Deciding moments

Working on another video taken in Honduras in 1965, I am reminded that my trip there probably accounts for a pretty decisive turn in my thoughts about what I would take up as a career. It was the beginning of a decision to leave the military rather than stay in for twenty years and then take up teaching or some other career; of course, the events that were unfolding in Viet Nam at that same time would also play a part in that decision.

I went to Honduras with two other Army officers with the first Military Training Team dispatched to that country following the coup staged by General Osvaldo Lopez Arellano and the army in October, 1963. Although I was unaware of it as I arrived, our group’s appearance on the scene was regarded – at least by the US Military Attache – as an important event.

In the coup that toppled Ramon Villeda Morales, Lopez Arrellano had employed a considerable amount of equipment provided through US military assistance programs, while the forces loyal to the President had relied largely on equipment provided by the US Agency for International Development.

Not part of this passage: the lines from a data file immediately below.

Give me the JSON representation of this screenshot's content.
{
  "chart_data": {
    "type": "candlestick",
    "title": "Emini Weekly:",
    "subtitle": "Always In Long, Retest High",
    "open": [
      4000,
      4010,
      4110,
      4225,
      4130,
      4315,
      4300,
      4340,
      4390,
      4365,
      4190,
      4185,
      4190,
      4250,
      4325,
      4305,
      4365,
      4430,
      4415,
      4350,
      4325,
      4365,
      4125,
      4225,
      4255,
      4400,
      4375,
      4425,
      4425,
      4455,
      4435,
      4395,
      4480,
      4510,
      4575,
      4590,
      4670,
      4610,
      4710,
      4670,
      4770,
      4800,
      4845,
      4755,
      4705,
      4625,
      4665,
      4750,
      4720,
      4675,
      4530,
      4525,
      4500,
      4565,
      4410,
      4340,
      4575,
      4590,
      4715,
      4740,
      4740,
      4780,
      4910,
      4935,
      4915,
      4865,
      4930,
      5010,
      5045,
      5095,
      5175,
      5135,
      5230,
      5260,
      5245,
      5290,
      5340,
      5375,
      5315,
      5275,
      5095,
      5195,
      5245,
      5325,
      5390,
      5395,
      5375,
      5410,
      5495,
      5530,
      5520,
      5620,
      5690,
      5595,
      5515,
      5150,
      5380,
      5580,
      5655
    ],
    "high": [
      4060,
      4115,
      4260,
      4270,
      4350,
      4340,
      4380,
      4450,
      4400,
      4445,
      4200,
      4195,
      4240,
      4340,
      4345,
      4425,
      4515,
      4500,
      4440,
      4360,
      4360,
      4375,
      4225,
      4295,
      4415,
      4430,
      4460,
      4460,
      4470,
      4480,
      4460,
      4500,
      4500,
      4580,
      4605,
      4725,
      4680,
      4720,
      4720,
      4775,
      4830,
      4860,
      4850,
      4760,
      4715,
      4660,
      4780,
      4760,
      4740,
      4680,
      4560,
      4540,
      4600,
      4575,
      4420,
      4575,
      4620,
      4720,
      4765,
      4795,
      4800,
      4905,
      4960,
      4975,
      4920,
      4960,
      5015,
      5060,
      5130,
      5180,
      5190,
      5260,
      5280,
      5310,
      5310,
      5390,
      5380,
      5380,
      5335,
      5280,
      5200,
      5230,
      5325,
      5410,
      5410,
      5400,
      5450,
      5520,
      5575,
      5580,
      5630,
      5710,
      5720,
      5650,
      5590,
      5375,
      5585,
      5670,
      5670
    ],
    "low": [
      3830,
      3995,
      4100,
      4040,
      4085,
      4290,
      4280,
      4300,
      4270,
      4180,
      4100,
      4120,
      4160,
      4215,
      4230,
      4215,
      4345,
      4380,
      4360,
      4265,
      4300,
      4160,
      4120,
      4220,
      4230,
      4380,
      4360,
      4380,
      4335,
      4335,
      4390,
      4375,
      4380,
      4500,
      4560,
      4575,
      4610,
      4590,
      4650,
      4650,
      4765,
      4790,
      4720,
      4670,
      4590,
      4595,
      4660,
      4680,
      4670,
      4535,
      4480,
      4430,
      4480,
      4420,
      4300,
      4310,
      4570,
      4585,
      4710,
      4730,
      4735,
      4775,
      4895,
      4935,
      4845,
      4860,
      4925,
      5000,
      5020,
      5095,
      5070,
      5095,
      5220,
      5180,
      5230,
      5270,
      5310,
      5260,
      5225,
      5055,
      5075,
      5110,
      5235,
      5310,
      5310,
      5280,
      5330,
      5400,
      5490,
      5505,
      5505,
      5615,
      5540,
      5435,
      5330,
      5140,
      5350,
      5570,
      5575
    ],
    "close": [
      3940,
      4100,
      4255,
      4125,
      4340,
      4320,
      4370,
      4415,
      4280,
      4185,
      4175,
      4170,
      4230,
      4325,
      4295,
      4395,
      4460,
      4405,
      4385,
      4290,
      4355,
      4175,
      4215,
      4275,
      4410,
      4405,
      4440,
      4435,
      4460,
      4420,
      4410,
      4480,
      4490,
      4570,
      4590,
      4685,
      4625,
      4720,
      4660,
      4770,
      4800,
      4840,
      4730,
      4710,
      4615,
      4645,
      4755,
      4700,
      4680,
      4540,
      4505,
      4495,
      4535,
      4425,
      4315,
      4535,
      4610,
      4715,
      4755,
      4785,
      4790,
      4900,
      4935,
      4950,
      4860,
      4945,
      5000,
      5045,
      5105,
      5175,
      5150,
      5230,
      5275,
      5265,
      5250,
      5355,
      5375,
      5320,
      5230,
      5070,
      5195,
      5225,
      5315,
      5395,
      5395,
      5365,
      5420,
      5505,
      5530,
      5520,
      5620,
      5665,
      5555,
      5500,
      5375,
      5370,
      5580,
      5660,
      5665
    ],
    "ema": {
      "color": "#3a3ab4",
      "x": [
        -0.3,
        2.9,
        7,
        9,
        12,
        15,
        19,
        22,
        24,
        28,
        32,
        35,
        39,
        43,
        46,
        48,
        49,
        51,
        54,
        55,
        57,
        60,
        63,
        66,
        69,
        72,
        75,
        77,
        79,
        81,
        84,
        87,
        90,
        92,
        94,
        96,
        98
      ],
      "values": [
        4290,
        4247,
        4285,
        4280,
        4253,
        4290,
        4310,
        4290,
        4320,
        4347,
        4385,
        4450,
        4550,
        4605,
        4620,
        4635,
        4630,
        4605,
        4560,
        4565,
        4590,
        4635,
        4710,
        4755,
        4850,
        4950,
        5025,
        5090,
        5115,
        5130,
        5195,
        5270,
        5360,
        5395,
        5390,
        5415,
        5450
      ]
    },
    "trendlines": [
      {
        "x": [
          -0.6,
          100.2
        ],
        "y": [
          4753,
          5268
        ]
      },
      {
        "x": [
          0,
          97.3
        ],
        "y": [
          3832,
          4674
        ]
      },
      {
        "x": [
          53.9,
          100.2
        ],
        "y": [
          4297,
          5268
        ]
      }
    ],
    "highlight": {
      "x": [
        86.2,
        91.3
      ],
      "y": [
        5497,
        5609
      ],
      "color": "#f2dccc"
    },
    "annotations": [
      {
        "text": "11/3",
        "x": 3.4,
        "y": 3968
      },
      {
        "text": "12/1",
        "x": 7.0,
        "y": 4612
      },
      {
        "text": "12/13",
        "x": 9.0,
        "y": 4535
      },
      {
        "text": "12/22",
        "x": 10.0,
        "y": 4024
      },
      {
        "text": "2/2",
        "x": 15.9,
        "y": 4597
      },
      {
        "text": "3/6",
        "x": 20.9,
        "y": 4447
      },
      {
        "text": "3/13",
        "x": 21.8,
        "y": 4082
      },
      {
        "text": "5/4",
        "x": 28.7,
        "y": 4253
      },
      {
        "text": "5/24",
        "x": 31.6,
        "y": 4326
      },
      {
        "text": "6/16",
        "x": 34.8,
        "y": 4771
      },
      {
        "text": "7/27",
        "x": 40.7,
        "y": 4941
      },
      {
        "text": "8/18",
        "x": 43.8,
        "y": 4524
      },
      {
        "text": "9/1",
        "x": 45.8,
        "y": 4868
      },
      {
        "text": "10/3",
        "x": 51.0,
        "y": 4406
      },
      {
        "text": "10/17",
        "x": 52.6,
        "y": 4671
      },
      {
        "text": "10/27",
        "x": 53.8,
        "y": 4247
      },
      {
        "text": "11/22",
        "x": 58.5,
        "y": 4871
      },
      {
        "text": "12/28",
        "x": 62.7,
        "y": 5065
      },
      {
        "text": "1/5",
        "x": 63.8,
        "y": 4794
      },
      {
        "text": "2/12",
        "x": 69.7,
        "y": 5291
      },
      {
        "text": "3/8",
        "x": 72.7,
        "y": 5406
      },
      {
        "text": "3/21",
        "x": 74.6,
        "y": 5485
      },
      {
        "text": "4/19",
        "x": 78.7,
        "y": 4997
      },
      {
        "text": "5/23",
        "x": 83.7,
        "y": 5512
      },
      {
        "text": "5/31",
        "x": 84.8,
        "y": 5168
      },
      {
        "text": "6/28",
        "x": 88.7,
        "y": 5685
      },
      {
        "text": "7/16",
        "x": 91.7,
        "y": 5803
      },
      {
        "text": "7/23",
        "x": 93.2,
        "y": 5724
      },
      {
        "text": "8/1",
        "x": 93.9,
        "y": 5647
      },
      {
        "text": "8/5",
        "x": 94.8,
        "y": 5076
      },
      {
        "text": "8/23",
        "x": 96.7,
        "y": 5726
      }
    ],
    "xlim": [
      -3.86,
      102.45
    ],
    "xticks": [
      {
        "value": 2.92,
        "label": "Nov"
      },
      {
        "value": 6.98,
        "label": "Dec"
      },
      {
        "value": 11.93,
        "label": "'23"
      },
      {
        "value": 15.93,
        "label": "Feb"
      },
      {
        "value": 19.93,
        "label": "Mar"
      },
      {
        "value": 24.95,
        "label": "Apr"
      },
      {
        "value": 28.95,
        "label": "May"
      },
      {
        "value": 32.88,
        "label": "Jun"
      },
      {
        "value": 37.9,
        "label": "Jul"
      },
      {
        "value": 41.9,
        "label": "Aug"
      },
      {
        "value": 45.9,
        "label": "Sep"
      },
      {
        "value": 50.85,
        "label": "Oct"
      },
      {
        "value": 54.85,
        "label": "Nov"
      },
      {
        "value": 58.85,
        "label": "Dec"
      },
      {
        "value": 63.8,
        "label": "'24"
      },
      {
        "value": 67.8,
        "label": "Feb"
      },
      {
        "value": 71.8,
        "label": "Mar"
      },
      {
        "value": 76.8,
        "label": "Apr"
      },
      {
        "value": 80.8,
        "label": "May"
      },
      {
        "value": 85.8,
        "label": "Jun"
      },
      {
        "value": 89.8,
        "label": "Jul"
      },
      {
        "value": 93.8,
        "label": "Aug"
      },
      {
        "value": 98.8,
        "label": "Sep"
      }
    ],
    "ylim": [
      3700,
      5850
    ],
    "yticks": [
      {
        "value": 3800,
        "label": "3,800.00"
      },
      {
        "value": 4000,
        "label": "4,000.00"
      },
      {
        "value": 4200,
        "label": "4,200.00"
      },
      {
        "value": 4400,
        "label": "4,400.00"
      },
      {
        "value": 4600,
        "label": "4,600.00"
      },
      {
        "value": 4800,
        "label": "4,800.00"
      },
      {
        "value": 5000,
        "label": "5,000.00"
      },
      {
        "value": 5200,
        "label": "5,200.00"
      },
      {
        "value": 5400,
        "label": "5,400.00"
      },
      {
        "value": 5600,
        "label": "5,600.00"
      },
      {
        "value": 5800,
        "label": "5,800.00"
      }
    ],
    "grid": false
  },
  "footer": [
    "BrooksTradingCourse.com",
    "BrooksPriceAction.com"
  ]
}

In that sense, it had been a conflict in which the Defense Department was the backer of one side and the State Department backed the other side. This seems abstract until one realizes that during the conflict each of the fighting factions was communicating with “their” friends in the US Embassy. While, of course, the Embassy maintained official relations with the legally-constituted government.

The importance of our visit (to the US Military Attache) was to get the military assistance program back up and running and we were a part of that. But for me one of the “lessons learned” from this visit was that the change in government had resulted in a hiatus in US-supplied assistance to all programs. For example, travelling through the countryside there were a lot of unfinished school houses that work had been stopped on after the coup and it appeared that work might not begin again for a while (the schools had been USAID-supported projects initiated by Villeda Morales). I became disillusioned about the ability of government-to-government programs to actually deliver benefits to the people when the programs were so impacted by politics. Later I began to worry that the specifics of the programs were determined bureaucratically rather than by some market mechanism…but that’s a whole other story.

2 comments on “Deciding moments

  1. wichem
    March 30, 2008 at 12:38 pm #

    I can’t wait for more post All about you!
    Do you take requests for topics?

  2. edoarde
    March 30, 2008 at 12:47 pm #

    It’s all I can do to make the odd posting…and most of them are odd…but if there’s anything you’d like to hear, let me know.